In the NHTSA case, Sivas noted, "Our clients were focused on the bigger picture—this rule-making affects a huge segment of the U.S. auto market, which is a huge contributor to the overall greenhouse gas emissions in the world."
When cooking is unhealthy
Many people in Bangladesh continue to cook indoors with biomass, despite widespread efforts to get them to use improved cook stoves.
The failure to adopt new ways is costing lives. Epidemiologists have implicated biomass combustion indoors—burning dung, wood, charcoal or leaves for heating and cooking over and over again—as contributing to acute respiratory infections, the leading cause of illness and death around the world of children under age 5.
Grant Miller, assistant professor of medicine and, by courtesy, of economics, is working with the Bangladesh Rural Advancement Committee to understand why people aren't transitioning to the simple, cheap and much healthier alternative.
"Even when it's explained to people what the benefits of these technologies are by community health workers, there's still a big puzzle about why people don't use health technologies," said Miller, whose work was jump-started by an EVP grant.
Miller thinks a good place to begin answering this question is by distinguishing between two general theories: Either people don't understand the benefits, or there are costs that we don't recognize. Thus far, Miller said, the people in his focus groups seem to be well informed.
"If the hidden-costs view is right, it means that we're just promoting the wrong types of technologies," he said. "Maybe there are other types of technologies with comparable health benefits that circumvent these sorts of costs and that people will adopt much more."
Building better 'burbs
Margaret o'Mara, deputy director of the Bill Lane Center for the Study of the North American West, is a historian who studies urban form and its environmental impacts. Recently, she and Karen Seto, an assistant professor of geological and environmental sciences and a center fellow at the Woods Institute, struck upon an idea they have dubbed "accidental sustainability."
For the past two years, O'Mara and Seto have used satellite imagery to compare suburban development in Bangalore, India; the Pearl River Delta, China; and San Jose, Calif. "They are replicating a very specific type of architecture in a very different national, spatial and cultural context," O'Mara said of U.S.-style suburbs and office parks in Asia.
O'Mara and Seto found that in Bangalore and the Pearl River Delta, where people are used to living in a more dense, less resource-intensive way than in the United States, the archetypical suburban neighborhood looks different.
Houses are spaced more closely, neighborhoods are more pedestrian-friendly and there is less square-footage per house.
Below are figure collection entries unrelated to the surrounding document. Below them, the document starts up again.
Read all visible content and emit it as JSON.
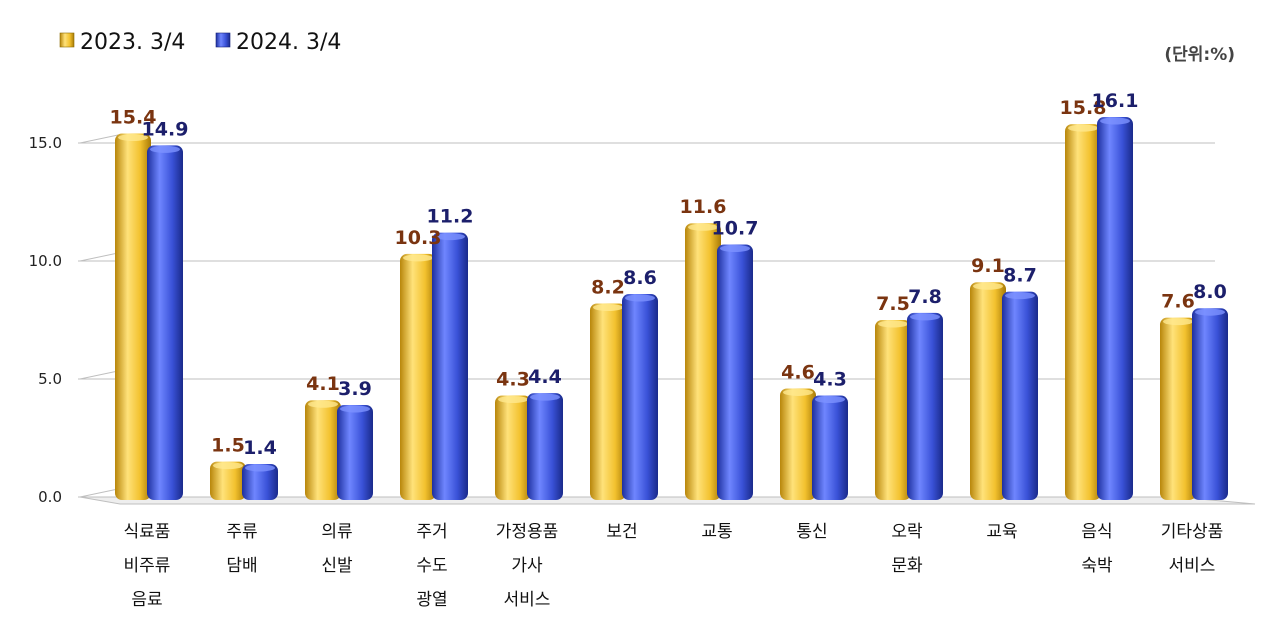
{
  "chart_data": {
    "type": "bar",
    "unit_label": "(단위:%)",
    "ylim": [
      0,
      15.0
    ],
    "y_ticks": [
      "0.0",
      "5.0",
      "10.0",
      "15.0"
    ],
    "y_tick_values": [
      0,
      5,
      10,
      15
    ],
    "grid": true,
    "legend_placement": "top-left",
    "categories": [
      [
        "식료품",
        "비주류",
        "음료"
      ],
      [
        "주류",
        "담배"
      ],
      [
        "의류",
        "신발"
      ],
      [
        "주거",
        "수도",
        "광열"
      ],
      [
        "가정용품",
        "가사",
        "서비스"
      ],
      [
        "보건"
      ],
      [
        "교통"
      ],
      [
        "통신"
      ],
      [
        "오락",
        "문화"
      ],
      [
        "교육"
      ],
      [
        "음식",
        "숙박"
      ],
      [
        "기타상품",
        "서비스"
      ]
    ],
    "series": [
      {
        "name": "2023. 3/4",
        "color": "#f2c12e",
        "values": [
          15.4,
          1.5,
          4.1,
          10.3,
          4.3,
          8.2,
          11.6,
          4.6,
          7.5,
          9.1,
          15.8,
          7.6
        ],
        "labels": [
          "15.4",
          "1.5",
          "4.1",
          "10.3",
          "4.3",
          "8.2",
          "11.6",
          "4.6",
          "7.5",
          "9.1",
          "15.8",
          "7.6"
        ]
      },
      {
        "name": "2024. 3/4",
        "color": "#3a52d8",
        "values": [
          14.9,
          1.4,
          3.9,
          11.2,
          4.4,
          8.6,
          10.7,
          4.3,
          7.8,
          8.7,
          16.1,
          8.0
        ],
        "labels": [
          "14.9",
          "1.4",
          "3.9",
          "11.2",
          "4.4",
          "8.6",
          "10.7",
          "4.3",
          "7.8",
          "8.7",
          "16.1",
          "8.0"
        ]
      }
    ]
  }
}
O'Mara noted that some of these characteristics are due to the high cost of land, but many of them are a result of culture.
"There's a lot we can learn from Bangalore," O'Mara said. "In the U.S., we are used to considering China and India environmental disasters and telling them what to change, but it should go both ways."
O'Mara and Seto's research is funded in part by an EVP grant.
Clare Baldwin is a freelance writer based in the San Francisco Bay Area.